Странные чувства вызывали в Федоре эти люди, снова приютившие его. Никогда не видал он столь ужасающей нищеты и грязи. Одежду Сандра и его семья носили такую, что от нее отказался бы последний нищеброд: грязные лохмотья, прикрывавшие их тела, лишь отдаленно напоминали шабуры и халаты.
Все «убранство» юрты составляли облезлая, кишащая блохами, медвежья шкура (на ней лежал Федор), большой казан, висевший над очагом, да шаманские доспехи Сандры. Освещалась юрта огоньками жирников, плавающих в медвежьих черепах. Впрочем, из экономии горел лишь один жирник и только на время камланья зажигали остальные.
В этом колеблющемся, неверном освещении морщины на лице Сандры казались трещинами. Чужая, незнакомая старость, что-то неизреченное, горькое воплотилось для него в этом старике…
Вековечная привычка этих людей к грязи и нищете наложила отпечаток на их облик, привычки.
«Они даже и не помышляют, что где-то люди живут в просторных и ухоженных домах, — с внезапной жалостью подумал Дека. — Хоть бы одного из них переселить из копченой сей юрты в настоящий-то дом. Впрочем, будут ли они счастливы где-нибудь еще кроме жалкой этой лачуги или вдали от этих обиженных богом мест? Едва ли…»
Где-то возникали города и рушились царства, люди изобрели порох и построили белокаменные дворцы; таровитый народ российский обживал землицы новые, нехоженые, и пути его простерлись от Зимнего моря до полуденных стран и от литовских земель на восход — сюда, в Кузнецы; здесь же, в Кузнецах, в этой забытой богом стране, все оставалось таким, как было и сто, и двести, и пятьсот лет тому назад. Время словно остановило тут свой бег.

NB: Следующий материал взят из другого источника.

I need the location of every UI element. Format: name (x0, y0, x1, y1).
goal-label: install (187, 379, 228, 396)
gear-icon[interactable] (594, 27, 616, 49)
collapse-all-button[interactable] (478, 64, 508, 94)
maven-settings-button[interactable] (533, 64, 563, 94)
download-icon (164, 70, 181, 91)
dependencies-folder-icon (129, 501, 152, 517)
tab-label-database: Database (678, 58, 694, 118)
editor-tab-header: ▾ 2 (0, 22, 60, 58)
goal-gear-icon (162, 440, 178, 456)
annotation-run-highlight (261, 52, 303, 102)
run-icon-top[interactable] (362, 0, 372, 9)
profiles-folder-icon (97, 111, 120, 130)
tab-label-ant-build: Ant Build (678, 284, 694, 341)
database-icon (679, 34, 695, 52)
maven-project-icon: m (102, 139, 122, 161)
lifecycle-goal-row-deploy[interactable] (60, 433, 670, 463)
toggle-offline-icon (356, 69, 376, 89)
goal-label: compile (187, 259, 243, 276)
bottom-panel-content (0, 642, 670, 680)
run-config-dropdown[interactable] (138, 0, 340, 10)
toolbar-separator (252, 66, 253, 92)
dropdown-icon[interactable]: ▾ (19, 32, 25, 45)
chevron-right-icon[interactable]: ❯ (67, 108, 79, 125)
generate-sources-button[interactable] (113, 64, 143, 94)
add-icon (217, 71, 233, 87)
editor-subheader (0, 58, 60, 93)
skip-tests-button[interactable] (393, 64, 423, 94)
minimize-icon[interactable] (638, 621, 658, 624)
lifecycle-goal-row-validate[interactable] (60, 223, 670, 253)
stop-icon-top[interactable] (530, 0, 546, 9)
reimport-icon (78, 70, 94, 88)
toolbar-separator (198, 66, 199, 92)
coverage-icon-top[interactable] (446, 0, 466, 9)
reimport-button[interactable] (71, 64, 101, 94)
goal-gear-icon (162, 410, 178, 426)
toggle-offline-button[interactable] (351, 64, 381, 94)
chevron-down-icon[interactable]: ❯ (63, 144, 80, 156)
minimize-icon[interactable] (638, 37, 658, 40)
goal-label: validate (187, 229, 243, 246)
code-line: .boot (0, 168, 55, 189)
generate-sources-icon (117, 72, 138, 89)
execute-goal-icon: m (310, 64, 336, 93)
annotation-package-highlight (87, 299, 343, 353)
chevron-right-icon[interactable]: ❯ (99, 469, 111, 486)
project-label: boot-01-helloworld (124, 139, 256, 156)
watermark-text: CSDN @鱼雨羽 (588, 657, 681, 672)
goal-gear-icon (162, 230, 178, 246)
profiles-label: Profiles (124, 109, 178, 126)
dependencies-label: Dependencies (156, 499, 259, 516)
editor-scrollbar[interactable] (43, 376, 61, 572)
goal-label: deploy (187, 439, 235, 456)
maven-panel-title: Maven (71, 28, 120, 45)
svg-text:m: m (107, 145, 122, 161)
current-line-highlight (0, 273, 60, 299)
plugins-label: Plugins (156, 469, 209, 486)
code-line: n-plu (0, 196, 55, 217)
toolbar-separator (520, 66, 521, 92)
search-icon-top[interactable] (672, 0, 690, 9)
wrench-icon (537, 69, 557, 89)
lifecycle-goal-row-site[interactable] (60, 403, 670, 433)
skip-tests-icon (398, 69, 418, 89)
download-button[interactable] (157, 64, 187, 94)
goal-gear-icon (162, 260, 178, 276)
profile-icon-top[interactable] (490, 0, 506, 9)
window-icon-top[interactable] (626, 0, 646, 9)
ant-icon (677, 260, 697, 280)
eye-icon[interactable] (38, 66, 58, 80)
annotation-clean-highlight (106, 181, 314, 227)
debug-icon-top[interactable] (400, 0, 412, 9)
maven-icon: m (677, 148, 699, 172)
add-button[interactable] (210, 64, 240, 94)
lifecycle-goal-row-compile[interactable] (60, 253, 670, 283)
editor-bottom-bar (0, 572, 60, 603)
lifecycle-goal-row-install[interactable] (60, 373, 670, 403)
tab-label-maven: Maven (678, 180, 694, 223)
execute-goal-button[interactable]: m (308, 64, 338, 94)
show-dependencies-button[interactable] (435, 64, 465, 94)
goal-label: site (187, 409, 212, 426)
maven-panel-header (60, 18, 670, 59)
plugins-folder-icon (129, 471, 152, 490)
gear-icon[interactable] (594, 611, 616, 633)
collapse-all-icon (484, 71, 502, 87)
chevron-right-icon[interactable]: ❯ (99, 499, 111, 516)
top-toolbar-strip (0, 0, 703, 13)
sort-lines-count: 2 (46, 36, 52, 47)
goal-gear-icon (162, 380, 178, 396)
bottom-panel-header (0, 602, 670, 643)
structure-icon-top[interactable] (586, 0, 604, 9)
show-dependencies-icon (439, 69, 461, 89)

Нищета поселилась в кузнецких аилах в незапамятные времена и столь прочно, что аильчане и не мечтали избавиться от нее, ибо это было невозможно. Еще никому не удавалось разбогатеть, имея в руках лишь абыл да озуп. Даже соболь, пушистое золото, добытое татарином с великим трудом, без ружья, одними примитивными ловушками, — и оно не избавляло татарина от нужды.
Деке вспомнились сказания, в старых книгах писанные премудрыми иноками Логгином и Дионисием. Каких кудес в них нет! И все о Сибири, о Стране Полунощной. «Живут-де в ней люди самоядь да татарове разные. Ядь их мясо оленье да рыба, да меж собою друг друга едят. И гость к ним откуда приидет, и они дети свои закалают на гостей да и тем кормят, а который гость у них умрет, и они того съедают». И какая сладкая жуть охватывала людей темных от рассказов сих! А еще, сказывали, живут в Сибири люди без голов, с глазами на животе, а иные засыпают на всю зиму, подобно медведям.
Как он чаял увидеть все это собственными глазами! Сколько дум было связано у него с таинственной Сибирией, где соболи падают из туч, а леса кишат сказочными чудовищами.
И вот, свершилось. Казачья судьбина привела его в этот край, к этим удивительным людям. Как непохоже все это на выдумки любомудрых сочинителей! Не отчуждение, не страх — совсем иные чувства вызывали в нем татары, приютившие его.
Федор мучительно пытался разобраться в мыслях и чувствах, которые вызывали у него эти люди. Сколько ядовито-насмешливых прозвищ раздавали им злые на язык казаки! Князец Воня, Есырь Оспа, татарин Водка… Как часто мелькают подобные имена в казачьих отписках! И в душе Деки нет-нет да и просыпался порой хладный змий глумливого пренебрежения к ним.
Дикари? Да, дикари. Но в их отношениях, в их беспросветном быте Федор улавливал много такого, что не могло не поколебать в нем уверенности в превосходстве белого человека, христианина над этими бедными дикарями. Лишь грубому мужеству дикаря сия природа и подвластна. Они даже и не ведают, что, живя здесь, совершают каждодневный подвиг. Мужество без самолюбования, геройство без прикрас. Разве способен на это сытый градской обыватель?